There’s a science-fiction story about this, called ‘Welcome to the Monkey House’ Everyone has to be equal. It’s a scary read.

Dancingontheedge Thu 16-Jan-20 00:14:45

Not the one by Kurt Vonnegut! It’s about a society where you can tell who is the cleverest person, because they have induced tinnitus attacks to stop them surpassing others, and the most talented dancers are given calibrated weights.
No one excels, no one fails. Everyone is Normal.

TinklyLittleLaugh Thu 16-Jan-20 00:17:10

The tutoring thing is really weird. When my kids were young it used to be a bit shameful to admit to being tutored: it was perceived as being for people who were a bit thick or messed around in class.

I can remember suggesting to a teacher friend of mine that she did a bit of tutoring on the side and she reacted like I’d suggested she prostituted herself or something. Some years on and she’s bought into tutoring like everyone else.

Halleli Thu 16-Jan-20 00:22:06

I tutor my kids myself - if they're struggling with a subject at school, I research it, find online resources, and then spend a couple of weekends working through it with them. I'm no physics teacher, but I managed to help dd1 get her head around electromagnetism.

Would this be the sort of thing my kids would have to declare?

Are children going to have to declare on their UCAS form the relative intelligence of their parents, and how much they cared about their education?

Will every possible factor that could possibly have given a child an advantage need to be declared in the future? If you're giving your French A-level grade, will you need to declare any time spent in France, for example?

Halleli Thu 16-Jan-20 00:22:24

My argument against your proposition is this: it's unworkable.

EL8888 Thu 16-Jan-20 00:33:56

I can see where you are coming from but there are lots other things that should probably be included as well, if fairness is your objective.

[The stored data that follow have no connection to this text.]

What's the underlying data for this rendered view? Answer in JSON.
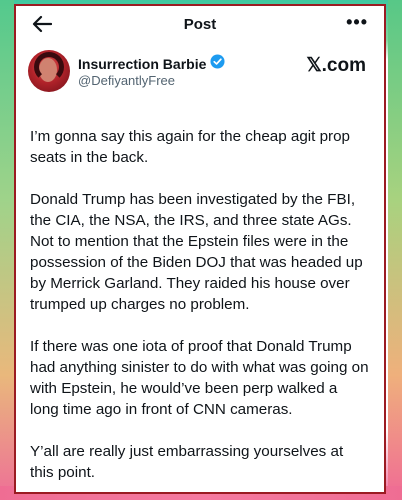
{
  "header": {
    "title": "Post",
    "back_icon": "arrow-left-icon",
    "more_icon": "more-horizontal-icon"
  },
  "author": {
    "name": "Insurrection Barbie",
    "handle": "@DefiyantlyFree",
    "verified_icon": "verified-badge-icon",
    "badge_color": "#1d9bf0"
  },
  "watermark": "𝕏.com",
  "post": {
    "paragraphs": [
      "I’m gonna say this again for the cheap agit prop seats in the back.",
      "Donald Trump has been investigated by the FBI, the CIA, the NSA, the IRS, and three state AGs. Not to mention that the Epstein files were in the possession of the Biden DOJ that was headed up by Merrick Garland. They raided his house over trumped up charges no problem.",
      "If there was one iota of proof that Donald Trump had anything sinister to do with what was going on with Epstein, he would’ve been perp walked a long time ago in front of CNN cameras.",
      "Y’all are really just embarrassing yourselves at this point."
    ]
  },
  "colors": {
    "frame_border": "#9b1b22",
    "text": "#0f1419",
    "muted": "#536471"
  }
}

A friend of my brother ALWAYS had a tutor (even when it wasn't a thing) through primary and secondary school. He didn't do well at university as there was no tutor helping him

TheoriginalLEM Thu 16-Jan-20 00:43:49

YABU my dd is severely dyslexic, she is predicted excellent grades at GCSE. Without tutoring her dyslexia would have held her back. But more importantly than that she works bloody hard, she has to work harder than her contemporaries to achieve and tutoring has meant that she has gone from not being able to read at all!! In year 6 to predicted 6-9 grades for her gcses. She can't write but can touch type at the speed of light, she had tutoring for that. She has two hours tutoring on a Saturday morning which she does enjoybut it extra work for her.

It puts us under a lot of financial strain but without it she would flounder.

Mumtown Thu 16-Jan-20 00:48:44

Surely those questions are just for data collection though? Surely a university doesn’t care where you went to school or whether your received free school meals?

blubelle7 Thu 16-Jan-20 00:55:24

My dad and mum both tutored my siblings and me . My mum teaches A level economics and geography, and my dad is a software developer who used to teach A level physics and has a PhD in Mathematics. I benefited essentially from "private tutoring" from professionals. I have two Masters degrees in engineering and DH also has an highly specialist job with similar qualifications. We both intend on tutoring our own children. Will people crack down on that too?

karencantobe Thu 16-Jan-20 01:18:33

Of course this disadvantages kids, especially kids whose parents have a poor education themselves. A lot of adults in the UK have only a very basic grasp of reading and writing and could not help their children at all with preparing for exams.